InvestigationIt all started with competition from “street food”, then the attacks and confinements ended up undermining these institutions of French gastronomy. Today, among these centenarians, to each his own recipe to try to stick to his time.
The silver business card of David Holder, CEO of Ladurée, expresses his title in gold letters: ” President. Dream Leader [meneur de rêve]. » At one time, David Holder’s mission could indeed be a dream: to develop a pastry brand founded under Napoleon III, in a market that was not very competitive and fed by tourists eager for French gastronomy. Today, her job seems a bit less magical: “If I don’t react, Ladurée will be buried alive”, he sums up.
“A burger is not Dalloyau. A good blanquette, yes. »Marie-Charlotte Familiades, Retail Director of Dalloyau.
Not all bosses are outspoken, but Ladurée is not the only company to find itself in a delicate situation. Fauchon, Lenôtre, Dalloyau, Angelina… the historic brands of French pastry making, which also serve as a tea room or caterer, are faced with a multitude of obstacles. “We all have beautiful names, but we will not all be able to get by”, sighs Marie-Charlotte Familiades, retail director of Dalloyau, arrived in 2019 (after a receivership in 2017) to revive the brand.

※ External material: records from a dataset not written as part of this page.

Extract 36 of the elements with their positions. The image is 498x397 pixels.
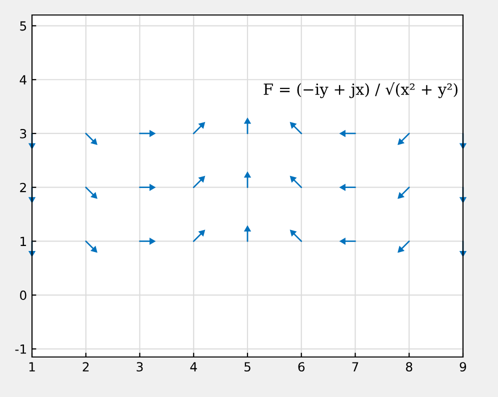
x-tick-label: 6 — [298, 362, 305, 372]
point — [150, 184, 156, 190]
x-tick-label: 2 — [82, 362, 89, 372]
point — [91, 246, 98, 252]
y-tick-label: 0 — [20, 290, 26, 300]
x-tick-label: 4 — [190, 362, 197, 372]
y-tick-label: -1 — [15, 344, 26, 354]
y-tick-label: 1 — [20, 236, 26, 246]
point — [198, 122, 205, 128]
point — [340, 184, 346, 190]
x-tick-label: 3 — [136, 362, 143, 372]
x-tick-label: 1 — [29, 362, 35, 372]
point — [198, 176, 205, 182]
y-tick-label: 2 — [20, 182, 26, 192]
annotation: F = (−iy + jx) / √(x² + y²) — [264, 82, 458, 98]
point — [290, 122, 296, 128]
point — [150, 130, 156, 137]
point — [340, 238, 346, 244]
x-tick-label: 5 — [244, 362, 250, 372]
y-tick-label: 3 — [20, 128, 26, 138]
point — [91, 138, 98, 145]
point — [244, 226, 251, 232]
point — [244, 172, 251, 178]
point — [340, 130, 346, 137]
point — [398, 246, 404, 252]
point — [150, 238, 156, 244]
point — [91, 192, 98, 199]
x-tick-label: 8 — [406, 362, 412, 372]
point — [398, 192, 404, 199]
y-tick-label: 5 — [20, 21, 26, 31]
y-tick-label: 4 — [20, 75, 26, 84]
point — [290, 176, 296, 182]
point — [244, 118, 251, 124]
x-tick-label: 7 — [352, 362, 358, 372]
point — [398, 138, 404, 145]
x-tick-label: 9 — [460, 362, 466, 372]
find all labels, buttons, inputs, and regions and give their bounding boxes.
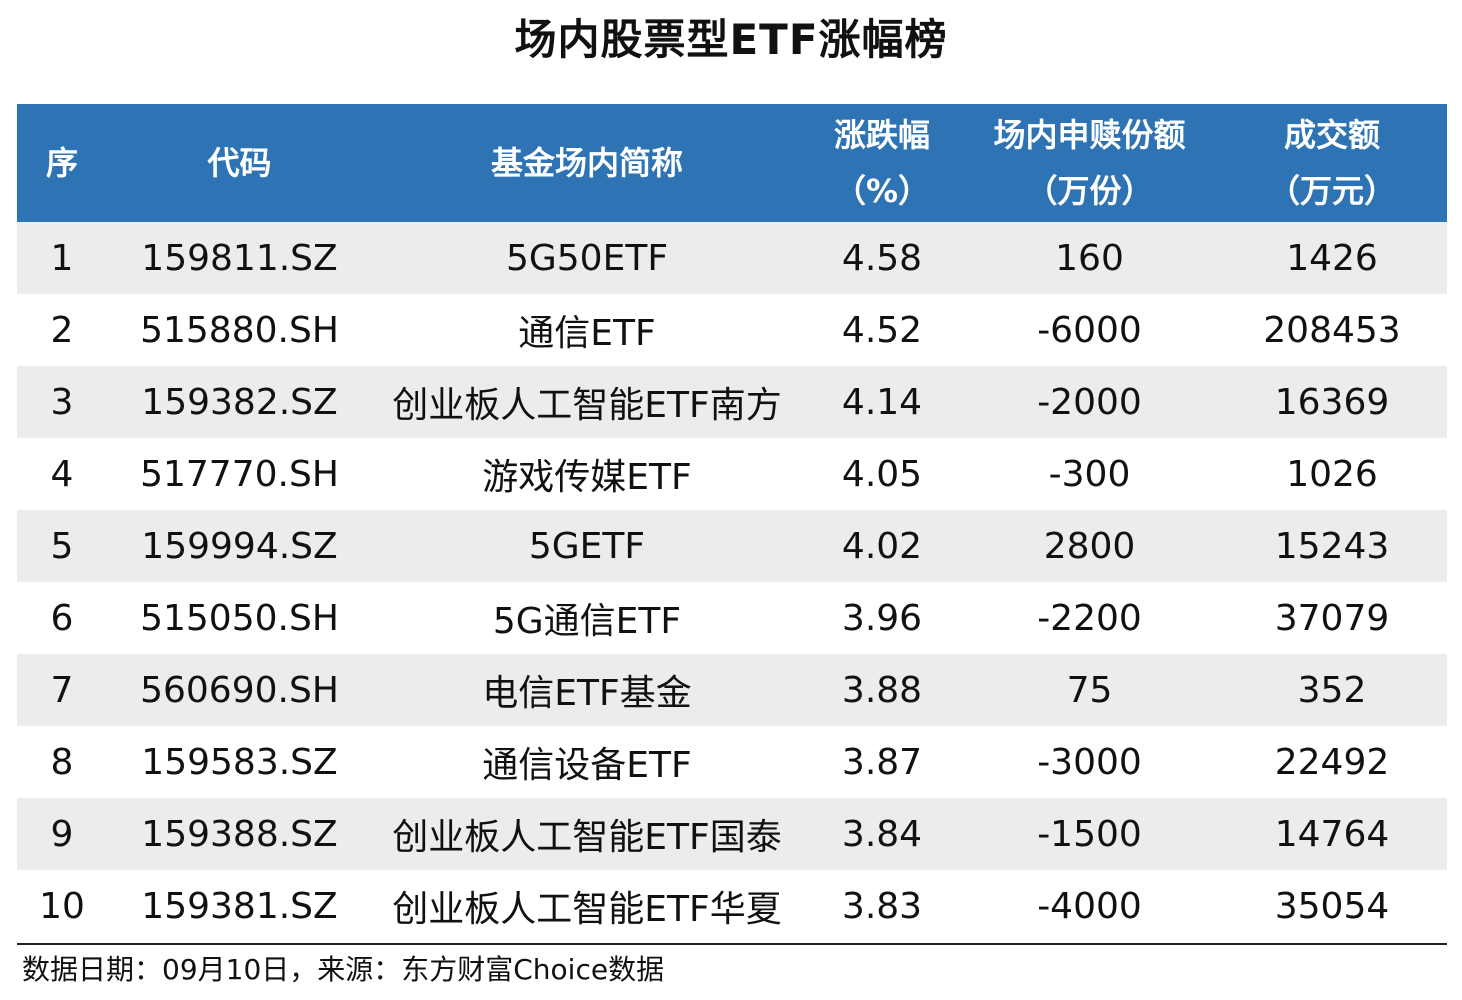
cell-turnover: 37079 <box>1274 597 1390 639</box>
cell-rank: 6 <box>50 597 74 639</box>
header-change-unit: （%） <box>833 172 931 210</box>
table-row: 6 515050.SH 5G通信ETF 3.96 -2200 37079 <box>17 582 1447 654</box>
cell-fund-name: 5GETF <box>528 525 646 567</box>
cell-fund-name: 5G50ETF <box>505 237 669 279</box>
cell-net-sub: -2000 <box>1037 381 1142 423</box>
cell-rank: 1 <box>50 237 74 279</box>
header-rank: 序 <box>17 104 107 222</box>
source-note: 数据日期：09月10日，来源：东方财富Choice数据 <box>22 953 665 986</box>
cell-code: 159583.SZ <box>141 741 338 783</box>
cell-net-sub: 75 <box>1066 669 1113 711</box>
table-row: 9 159388.SZ 创业板人工智能ETF国泰 3.84 -1500 1476… <box>17 798 1447 870</box>
cell-change: 4.52 <box>841 309 923 351</box>
cell-turnover: 14764 <box>1274 813 1390 855</box>
cell-rank: 9 <box>50 813 74 855</box>
cell-net-sub: -1500 <box>1037 813 1142 855</box>
cell-net-sub: 2800 <box>1043 525 1136 567</box>
cell-code: 517770.SH <box>140 453 339 495</box>
table-row: 2 515880.SH 通信ETF 4.52 -6000 208453 <box>17 294 1447 366</box>
cell-fund-name: 创业板人工智能ETF国泰 <box>392 817 782 858</box>
cell-turnover: 1426 <box>1286 237 1378 279</box>
cell-rank: 2 <box>50 309 74 351</box>
cell-rank: 5 <box>50 525 74 567</box>
cell-change: 3.83 <box>841 885 923 927</box>
table-row: 7 560690.SH 电信ETF基金 3.88 75 352 <box>17 654 1447 726</box>
header-net-sub-label: 场内申赎份额 <box>993 116 1186 154</box>
header-change: 涨跌幅 （%） <box>802 104 962 222</box>
header-name-label: 基金场内简称 <box>490 144 683 182</box>
cell-code: 560690.SH <box>140 669 339 711</box>
header-code-label: 代码 <box>207 144 272 182</box>
table-row: 8 159583.SZ 通信设备ETF 3.87 -3000 22492 <box>17 726 1447 798</box>
page-title: 场内股票型ETF涨幅榜 <box>514 15 948 64</box>
header-turnover-unit: （万元） <box>1267 172 1396 210</box>
header-rank-label: 序 <box>45 144 78 182</box>
header-net-sub: 场内申赎份额 （万份） <box>962 104 1217 222</box>
cell-code: 515050.SH <box>140 597 339 639</box>
cell-rank: 4 <box>50 453 74 495</box>
cell-code: 159994.SZ <box>141 525 338 567</box>
cell-change: 4.02 <box>841 525 923 567</box>
cell-rank: 3 <box>50 381 74 423</box>
cell-code: 159388.SZ <box>141 813 338 855</box>
header-net-sub-unit: （万份） <box>1025 172 1154 210</box>
cell-change: 4.58 <box>841 237 923 279</box>
cell-code: 159382.SZ <box>141 381 338 423</box>
cell-turnover: 352 <box>1297 669 1367 711</box>
cell-change: 3.84 <box>841 813 923 855</box>
table-row: 5 159994.SZ 5GETF 4.02 2800 15243 <box>17 510 1447 582</box>
cell-turnover: 35054 <box>1274 885 1390 927</box>
table-row: 3 159382.SZ 创业板人工智能ETF南方 4.14 -2000 1636… <box>17 366 1447 438</box>
header-turnover-label: 成交额 <box>1283 116 1380 154</box>
cell-fund-name: 创业板人工智能ETF华夏 <box>392 889 782 930</box>
header-name: 基金场内简称 <box>372 104 802 222</box>
cell-fund-name: 通信设备ETF <box>482 745 692 786</box>
table-row: 1 159811.SZ 5G50ETF 4.58 160 1426 <box>17 222 1447 294</box>
cell-change: 3.88 <box>841 669 923 711</box>
cell-rank: 10 <box>39 885 85 927</box>
cell-net-sub: -4000 <box>1037 885 1142 927</box>
cell-fund-name: 5G通信ETF <box>492 601 682 642</box>
etf-ranking-table: 序 代码 基金场内简称 涨跌幅 （%） 场内申赎份额 （万份） 成交额 （万元）… <box>17 104 1447 942</box>
header-turnover: 成交额 （万元） <box>1217 104 1447 222</box>
cell-rank: 7 <box>50 669 74 711</box>
cell-fund-name: 通信ETF <box>518 313 656 354</box>
cell-turnover: 15243 <box>1274 525 1390 567</box>
cell-turnover: 1026 <box>1286 453 1378 495</box>
cell-change: 3.87 <box>841 741 923 783</box>
header-change-label: 涨跌幅 <box>833 116 930 154</box>
table-header: 序 代码 基金场内简称 涨跌幅 （%） 场内申赎份额 （万份） 成交额 （万元） <box>17 104 1447 222</box>
cell-net-sub: -3000 <box>1037 741 1142 783</box>
cell-rank: 8 <box>50 741 74 783</box>
footer-divider <box>17 943 1447 945</box>
cell-code: 515880.SH <box>140 309 339 351</box>
cell-fund-name: 创业板人工智能ETF南方 <box>392 385 782 426</box>
cell-net-sub: -6000 <box>1037 309 1142 351</box>
cell-net-sub: -300 <box>1048 453 1131 495</box>
cell-fund-name: 电信ETF基金 <box>482 673 692 714</box>
cell-turnover: 208453 <box>1263 309 1401 351</box>
cell-net-sub: 160 <box>1055 237 1124 279</box>
header-code: 代码 <box>107 104 372 222</box>
cell-change: 4.05 <box>841 453 923 495</box>
cell-change: 4.14 <box>841 381 923 423</box>
cell-turnover: 22492 <box>1274 741 1390 783</box>
table-row: 10 159381.SZ 创业板人工智能ETF华夏 3.83 -4000 350… <box>17 870 1447 942</box>
cell-net-sub: -2200 <box>1037 597 1142 639</box>
cell-turnover: 16369 <box>1274 381 1390 423</box>
cell-change: 3.96 <box>841 597 923 639</box>
table-row: 4 517770.SH 游戏传媒ETF 4.05 -300 1026 <box>17 438 1447 510</box>
cell-fund-name: 游戏传媒ETF <box>482 457 692 498</box>
cell-code: 159811.SZ <box>141 237 338 279</box>
cell-code: 159381.SZ <box>141 885 338 927</box>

And the difficulties do not date from the confinement of March. The first stone in the shoes of these institutions dates from 2010, with the explosion of competition. In Paris and elsewhere, “street food” is essential, an Asian wave is breaking, neighborhood grocery stores are flourishing, all at low prices. In this context, the prawns and rice pilaf with three peppers at 22 euros at Lenôtre (without specifying the origin of the products) or the club sandwich at 18 euros at Ladurée lose some of their superb … “Until this year, the Dalloyau catering card changed every six months. But it is not possible to be good and seasonal in these conditions! “, admits Marie-Charlotte Familiades.
On the sweet side, these brands were unable to anticipate the arrival of new competitors, although most of them were trained within them. Fauchon saw the emancipation of Pierre Hermé (also passed through Lenôtre and Ladurée), Christophe Michalak, Sébastien Gaudard or Cédric Grolet; Christophe Adam, also formerly of Fauchon, launched a fashion of single-product signs (dedicated to éclairs, cabbages, marvels, etc.).
“Young neighborhood pastry chefs have shaken up the market. I didn’t see them coming, I was too focused on international development ”, admits David Holder of Ladurée. This is also true for Fauchon, Dalloyau or Lenôtre, which then developed in the Middle East or Asia, and hardly worried about competition in France where tourists run their business.